L'Allemagne a considérablement élargi les pouvoirs de ses agences de renseignement, leur accordant des capacités plus larges pour lutter contre les menaces hybrides et les cyberattaques. La décision, annoncée le 12 août 2026, marque un changement majeur dans l'approche du pays en matière de sécurité nationale. Le gouvernement, composé des démocrates chrétiens (CDU) dirigés par le chancelier Friedrich Merz, de l'Union chrétienne-sociale (CSU) et des sociaux-démocrates (SPD), a approuvé des réformes radicales visant à moderniser le rôle du Service fédéral de renseignement (BND) et du Bureau fédéral pour la protection de la Constitution (BfV).
Ces changements permettront aux agences de s'engager dans des opérations actives dans des conditions spécifiques, y compris la lutte contre les sabotages et les cyberattaques tant en Allemagne qu'à l'étranger. La réforme, qui comprend une loi de près de 700 pages, permet aux services de renseignement de dépasser leurs rôles traditionnels de collecte et d'analyse d'informations. Ils auront désormais le pouvoir d'entreprendre des actions directes basées sur les données collectées, telles que l'infiltration de systèmes informatiques, l'accès à des locaux privés et la conduite d'opérations de sabotage.
Selon le ministre de l'Intérieur Alexander Dobrindt, l'Allemagne fait face à des attaques hybrides quotidiennes, et les nouveaux pouvoirs sont essentiels pour doter ses agences de renseignement des outils nécessaires pour fonctionner efficacement aux côtés de leurs homologues internationaux.
Cependant, l'utilisation de la force contre des individus à l'étranger reste interdite, ce qui distingue les services de renseignement étrangers tels que la CIA des États-Unis, le Mossad d'Israël ou la DGSE de la France.
La réforme, qui fait l'objet de débats depuis plusieurs mois, devrait entrer en vigueur l'année prochaine si elle est approuvée par le Bundestag, le parlement allemand. Le débat met en évidence la tension entre les impératifs de sécurité nationale et la surveillance démocratique, alors que les législateurs évaluent les implications de l'autonomisation des services de renseignement avec une plus grande latitude opérationnelle.
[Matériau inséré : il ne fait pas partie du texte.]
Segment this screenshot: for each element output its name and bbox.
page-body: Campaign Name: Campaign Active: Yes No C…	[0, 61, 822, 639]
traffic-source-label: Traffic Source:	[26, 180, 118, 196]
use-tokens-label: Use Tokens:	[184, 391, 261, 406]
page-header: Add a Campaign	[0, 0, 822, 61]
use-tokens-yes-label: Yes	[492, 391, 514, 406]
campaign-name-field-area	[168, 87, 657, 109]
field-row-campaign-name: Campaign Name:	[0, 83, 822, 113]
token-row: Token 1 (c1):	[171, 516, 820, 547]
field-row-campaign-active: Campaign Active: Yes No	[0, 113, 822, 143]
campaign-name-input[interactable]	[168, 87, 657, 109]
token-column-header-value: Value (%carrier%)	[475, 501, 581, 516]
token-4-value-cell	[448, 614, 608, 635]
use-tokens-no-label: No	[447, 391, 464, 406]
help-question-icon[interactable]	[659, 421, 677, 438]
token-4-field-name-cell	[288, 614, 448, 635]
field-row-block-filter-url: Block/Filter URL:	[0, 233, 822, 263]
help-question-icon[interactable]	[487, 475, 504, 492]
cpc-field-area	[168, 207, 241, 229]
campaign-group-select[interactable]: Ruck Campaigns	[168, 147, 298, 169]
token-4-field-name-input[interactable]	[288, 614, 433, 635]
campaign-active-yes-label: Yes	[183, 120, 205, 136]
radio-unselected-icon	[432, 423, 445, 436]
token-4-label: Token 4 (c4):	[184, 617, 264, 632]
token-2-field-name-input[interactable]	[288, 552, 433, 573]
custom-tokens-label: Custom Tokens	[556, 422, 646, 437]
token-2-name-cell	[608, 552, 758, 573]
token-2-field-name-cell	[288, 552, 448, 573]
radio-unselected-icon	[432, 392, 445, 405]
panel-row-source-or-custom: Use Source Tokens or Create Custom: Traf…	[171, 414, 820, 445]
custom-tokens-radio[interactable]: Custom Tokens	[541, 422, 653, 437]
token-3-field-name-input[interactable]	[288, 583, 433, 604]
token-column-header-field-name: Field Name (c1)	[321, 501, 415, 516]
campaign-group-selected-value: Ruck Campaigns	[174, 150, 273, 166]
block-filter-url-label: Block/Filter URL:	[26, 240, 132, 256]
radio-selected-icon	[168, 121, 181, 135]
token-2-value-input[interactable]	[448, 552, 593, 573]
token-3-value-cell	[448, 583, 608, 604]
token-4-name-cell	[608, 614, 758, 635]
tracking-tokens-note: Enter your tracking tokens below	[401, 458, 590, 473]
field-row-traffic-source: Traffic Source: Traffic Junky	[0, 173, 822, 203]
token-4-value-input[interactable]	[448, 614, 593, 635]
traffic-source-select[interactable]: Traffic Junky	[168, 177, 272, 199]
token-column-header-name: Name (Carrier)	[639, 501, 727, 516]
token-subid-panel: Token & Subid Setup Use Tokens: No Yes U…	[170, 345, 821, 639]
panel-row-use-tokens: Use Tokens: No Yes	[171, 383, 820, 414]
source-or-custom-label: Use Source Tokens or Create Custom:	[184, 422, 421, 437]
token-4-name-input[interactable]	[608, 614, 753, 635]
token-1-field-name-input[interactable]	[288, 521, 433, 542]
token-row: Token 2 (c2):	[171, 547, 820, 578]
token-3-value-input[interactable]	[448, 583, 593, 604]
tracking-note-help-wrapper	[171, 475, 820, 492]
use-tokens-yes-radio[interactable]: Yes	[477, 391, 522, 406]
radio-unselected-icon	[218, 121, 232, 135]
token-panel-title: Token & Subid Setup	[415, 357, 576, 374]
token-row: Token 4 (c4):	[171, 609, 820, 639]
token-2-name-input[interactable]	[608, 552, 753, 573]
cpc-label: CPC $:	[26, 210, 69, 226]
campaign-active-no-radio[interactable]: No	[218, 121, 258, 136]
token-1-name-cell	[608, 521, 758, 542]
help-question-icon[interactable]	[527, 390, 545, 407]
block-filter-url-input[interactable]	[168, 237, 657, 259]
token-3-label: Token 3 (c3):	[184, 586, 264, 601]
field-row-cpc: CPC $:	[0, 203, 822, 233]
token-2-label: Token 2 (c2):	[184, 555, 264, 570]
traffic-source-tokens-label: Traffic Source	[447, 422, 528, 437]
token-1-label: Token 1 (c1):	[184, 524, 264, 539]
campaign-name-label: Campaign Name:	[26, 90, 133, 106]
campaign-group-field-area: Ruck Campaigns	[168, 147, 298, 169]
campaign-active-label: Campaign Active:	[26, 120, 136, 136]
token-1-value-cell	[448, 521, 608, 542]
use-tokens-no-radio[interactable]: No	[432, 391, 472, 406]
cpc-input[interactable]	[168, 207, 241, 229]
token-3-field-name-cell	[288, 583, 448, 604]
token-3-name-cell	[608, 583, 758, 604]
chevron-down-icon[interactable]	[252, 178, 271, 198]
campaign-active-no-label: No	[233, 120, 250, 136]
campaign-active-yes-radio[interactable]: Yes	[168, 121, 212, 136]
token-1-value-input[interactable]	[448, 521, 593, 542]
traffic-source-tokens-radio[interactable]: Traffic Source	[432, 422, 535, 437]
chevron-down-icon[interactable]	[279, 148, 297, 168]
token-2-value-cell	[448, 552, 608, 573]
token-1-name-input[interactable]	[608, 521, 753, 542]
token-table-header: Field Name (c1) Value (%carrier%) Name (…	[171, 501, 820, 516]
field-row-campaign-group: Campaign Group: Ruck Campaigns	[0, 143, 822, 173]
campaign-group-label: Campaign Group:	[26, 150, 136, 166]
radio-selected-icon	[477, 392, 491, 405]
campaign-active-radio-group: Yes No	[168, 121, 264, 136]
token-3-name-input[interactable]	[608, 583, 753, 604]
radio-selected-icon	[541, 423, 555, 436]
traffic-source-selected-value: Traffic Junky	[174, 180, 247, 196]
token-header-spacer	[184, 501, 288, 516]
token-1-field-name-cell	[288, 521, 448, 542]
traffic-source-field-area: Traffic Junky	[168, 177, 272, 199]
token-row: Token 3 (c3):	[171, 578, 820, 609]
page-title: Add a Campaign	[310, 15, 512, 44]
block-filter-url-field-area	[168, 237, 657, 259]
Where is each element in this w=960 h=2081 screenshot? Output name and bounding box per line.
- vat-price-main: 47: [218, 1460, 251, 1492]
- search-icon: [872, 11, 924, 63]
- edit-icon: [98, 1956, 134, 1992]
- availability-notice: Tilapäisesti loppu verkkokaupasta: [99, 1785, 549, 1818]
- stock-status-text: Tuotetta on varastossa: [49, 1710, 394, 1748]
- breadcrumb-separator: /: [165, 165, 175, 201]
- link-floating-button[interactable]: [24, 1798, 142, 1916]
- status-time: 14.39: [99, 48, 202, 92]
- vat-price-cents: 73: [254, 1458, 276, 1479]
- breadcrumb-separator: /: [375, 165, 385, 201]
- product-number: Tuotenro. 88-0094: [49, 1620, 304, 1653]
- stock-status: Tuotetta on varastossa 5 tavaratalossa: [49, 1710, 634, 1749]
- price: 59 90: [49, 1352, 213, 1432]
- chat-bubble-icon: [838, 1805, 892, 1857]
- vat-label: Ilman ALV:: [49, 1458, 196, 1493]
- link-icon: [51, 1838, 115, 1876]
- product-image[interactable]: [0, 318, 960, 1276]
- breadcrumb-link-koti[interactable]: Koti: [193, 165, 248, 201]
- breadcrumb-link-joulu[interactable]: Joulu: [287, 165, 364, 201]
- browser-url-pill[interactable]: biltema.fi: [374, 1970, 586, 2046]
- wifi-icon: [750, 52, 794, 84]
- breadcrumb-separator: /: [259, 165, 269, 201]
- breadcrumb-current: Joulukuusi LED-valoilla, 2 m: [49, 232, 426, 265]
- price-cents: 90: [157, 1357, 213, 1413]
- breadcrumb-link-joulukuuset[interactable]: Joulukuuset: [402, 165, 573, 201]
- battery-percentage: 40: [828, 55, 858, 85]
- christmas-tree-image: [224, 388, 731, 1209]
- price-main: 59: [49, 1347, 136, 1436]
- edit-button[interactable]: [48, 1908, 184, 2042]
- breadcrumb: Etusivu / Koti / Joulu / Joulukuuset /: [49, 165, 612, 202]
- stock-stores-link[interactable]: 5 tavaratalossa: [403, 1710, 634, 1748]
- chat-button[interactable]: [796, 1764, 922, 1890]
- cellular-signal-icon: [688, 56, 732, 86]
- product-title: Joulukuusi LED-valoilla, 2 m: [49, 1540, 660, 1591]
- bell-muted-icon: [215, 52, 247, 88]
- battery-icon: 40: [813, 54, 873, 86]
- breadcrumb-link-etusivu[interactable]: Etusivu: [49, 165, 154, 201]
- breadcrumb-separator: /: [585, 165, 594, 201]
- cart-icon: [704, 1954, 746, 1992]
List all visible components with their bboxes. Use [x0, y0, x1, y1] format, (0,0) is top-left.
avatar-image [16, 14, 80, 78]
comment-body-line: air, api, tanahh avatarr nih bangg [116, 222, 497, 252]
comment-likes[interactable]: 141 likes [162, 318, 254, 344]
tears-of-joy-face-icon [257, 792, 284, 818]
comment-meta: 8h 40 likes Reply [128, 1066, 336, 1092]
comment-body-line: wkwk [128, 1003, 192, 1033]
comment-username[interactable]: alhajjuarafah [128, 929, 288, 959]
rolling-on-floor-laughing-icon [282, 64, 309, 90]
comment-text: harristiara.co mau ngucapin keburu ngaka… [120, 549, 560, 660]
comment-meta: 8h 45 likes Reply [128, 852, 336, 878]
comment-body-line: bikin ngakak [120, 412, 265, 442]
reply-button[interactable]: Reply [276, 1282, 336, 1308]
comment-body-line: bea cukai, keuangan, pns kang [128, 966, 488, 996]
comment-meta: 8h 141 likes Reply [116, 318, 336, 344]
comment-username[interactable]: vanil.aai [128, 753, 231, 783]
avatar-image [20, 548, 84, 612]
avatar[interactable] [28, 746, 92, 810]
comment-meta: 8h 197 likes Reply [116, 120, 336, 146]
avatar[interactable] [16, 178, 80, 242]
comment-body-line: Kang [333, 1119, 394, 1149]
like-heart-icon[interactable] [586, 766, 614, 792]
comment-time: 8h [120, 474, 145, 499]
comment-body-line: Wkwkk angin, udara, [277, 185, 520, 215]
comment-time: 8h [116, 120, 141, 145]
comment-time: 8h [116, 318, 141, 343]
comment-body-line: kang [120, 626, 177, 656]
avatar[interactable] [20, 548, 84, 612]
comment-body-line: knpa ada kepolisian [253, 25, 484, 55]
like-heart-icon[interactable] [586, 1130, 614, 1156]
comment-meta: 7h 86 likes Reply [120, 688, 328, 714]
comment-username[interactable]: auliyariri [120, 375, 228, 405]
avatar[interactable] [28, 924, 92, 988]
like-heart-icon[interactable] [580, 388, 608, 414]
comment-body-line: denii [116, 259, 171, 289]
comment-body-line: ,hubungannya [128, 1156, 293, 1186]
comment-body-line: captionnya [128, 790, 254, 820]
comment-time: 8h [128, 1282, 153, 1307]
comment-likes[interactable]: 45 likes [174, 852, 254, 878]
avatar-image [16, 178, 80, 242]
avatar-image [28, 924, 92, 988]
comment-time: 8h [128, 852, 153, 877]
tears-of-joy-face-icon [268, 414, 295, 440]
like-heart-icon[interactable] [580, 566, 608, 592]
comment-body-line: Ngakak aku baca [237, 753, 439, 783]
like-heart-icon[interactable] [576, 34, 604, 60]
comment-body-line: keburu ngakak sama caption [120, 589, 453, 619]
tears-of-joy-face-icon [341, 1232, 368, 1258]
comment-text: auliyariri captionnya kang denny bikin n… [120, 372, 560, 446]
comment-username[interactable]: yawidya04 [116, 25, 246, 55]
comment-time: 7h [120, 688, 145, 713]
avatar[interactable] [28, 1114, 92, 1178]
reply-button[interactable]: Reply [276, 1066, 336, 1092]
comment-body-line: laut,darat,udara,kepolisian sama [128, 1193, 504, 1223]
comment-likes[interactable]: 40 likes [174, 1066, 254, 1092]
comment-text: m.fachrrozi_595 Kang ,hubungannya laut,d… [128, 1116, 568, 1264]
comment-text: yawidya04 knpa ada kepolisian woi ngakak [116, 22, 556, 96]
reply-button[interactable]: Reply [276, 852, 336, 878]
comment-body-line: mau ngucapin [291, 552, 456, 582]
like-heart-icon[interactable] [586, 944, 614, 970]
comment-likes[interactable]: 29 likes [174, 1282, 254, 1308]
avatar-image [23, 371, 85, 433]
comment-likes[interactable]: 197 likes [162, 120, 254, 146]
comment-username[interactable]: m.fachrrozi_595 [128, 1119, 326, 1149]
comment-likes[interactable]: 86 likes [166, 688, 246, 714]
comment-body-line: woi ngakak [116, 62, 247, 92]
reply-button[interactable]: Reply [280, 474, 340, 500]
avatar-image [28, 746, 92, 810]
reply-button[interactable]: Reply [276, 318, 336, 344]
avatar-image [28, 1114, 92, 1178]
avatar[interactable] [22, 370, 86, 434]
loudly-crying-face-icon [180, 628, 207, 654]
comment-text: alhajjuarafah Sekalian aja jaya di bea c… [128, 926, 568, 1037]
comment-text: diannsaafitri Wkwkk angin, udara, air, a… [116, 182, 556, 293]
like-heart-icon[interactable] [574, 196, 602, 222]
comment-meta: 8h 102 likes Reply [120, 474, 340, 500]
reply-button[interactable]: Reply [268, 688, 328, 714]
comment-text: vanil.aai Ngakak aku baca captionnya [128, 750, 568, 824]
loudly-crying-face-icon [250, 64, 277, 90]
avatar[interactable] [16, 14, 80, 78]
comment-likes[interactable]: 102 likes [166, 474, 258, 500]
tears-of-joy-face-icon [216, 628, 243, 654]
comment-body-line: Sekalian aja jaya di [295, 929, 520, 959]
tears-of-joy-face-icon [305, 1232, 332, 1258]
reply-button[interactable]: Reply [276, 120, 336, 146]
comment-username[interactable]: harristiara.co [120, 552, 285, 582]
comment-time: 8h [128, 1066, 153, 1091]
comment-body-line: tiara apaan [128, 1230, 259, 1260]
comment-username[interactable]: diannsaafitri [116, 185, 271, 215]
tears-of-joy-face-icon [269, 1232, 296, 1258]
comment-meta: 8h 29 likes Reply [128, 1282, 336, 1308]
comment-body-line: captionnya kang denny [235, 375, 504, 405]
La réforme intervient dans un contexte de tensions mondiales accrues et d'un paysage croissant de guerre cybernétique et de conflits hybrides. Depuis le début de l'agression russe contre l'Ukraine, l'Allemagne est devenue de plus en plus vulnérable aux attaques sophistiquées visant les infrastructures critiques et les institutions politiques.
La communauté du renseignement a averti à plusieurs reprises de la menace croissante posée par les groupes de piratage parrainés par l'État et les campagnes de désinformation. Avec cette réforme, les autorités allemandes visent à renforcer leur posture défensive tout en garantissant le respect des garanties constitutionnelles. La mise en œuvre des nouveaux pouvoirs nécessitera une coordination minutieuse et le respect de cadres juridiques stricts. Alors que le BND et le BfV auront désormais la capacité de mener des opérations plus agressives, ils restent liés par les lois existantes régissant l'usage de la force et les protections de la vie privée.
Les experts juridiques mettent en garde contre le fait que le succès de la réforme dépendra de la manière dont ces nouvelles autorités seront appliquées dans la pratique, soulignant la nécessité de la transparence et de la responsabilisation.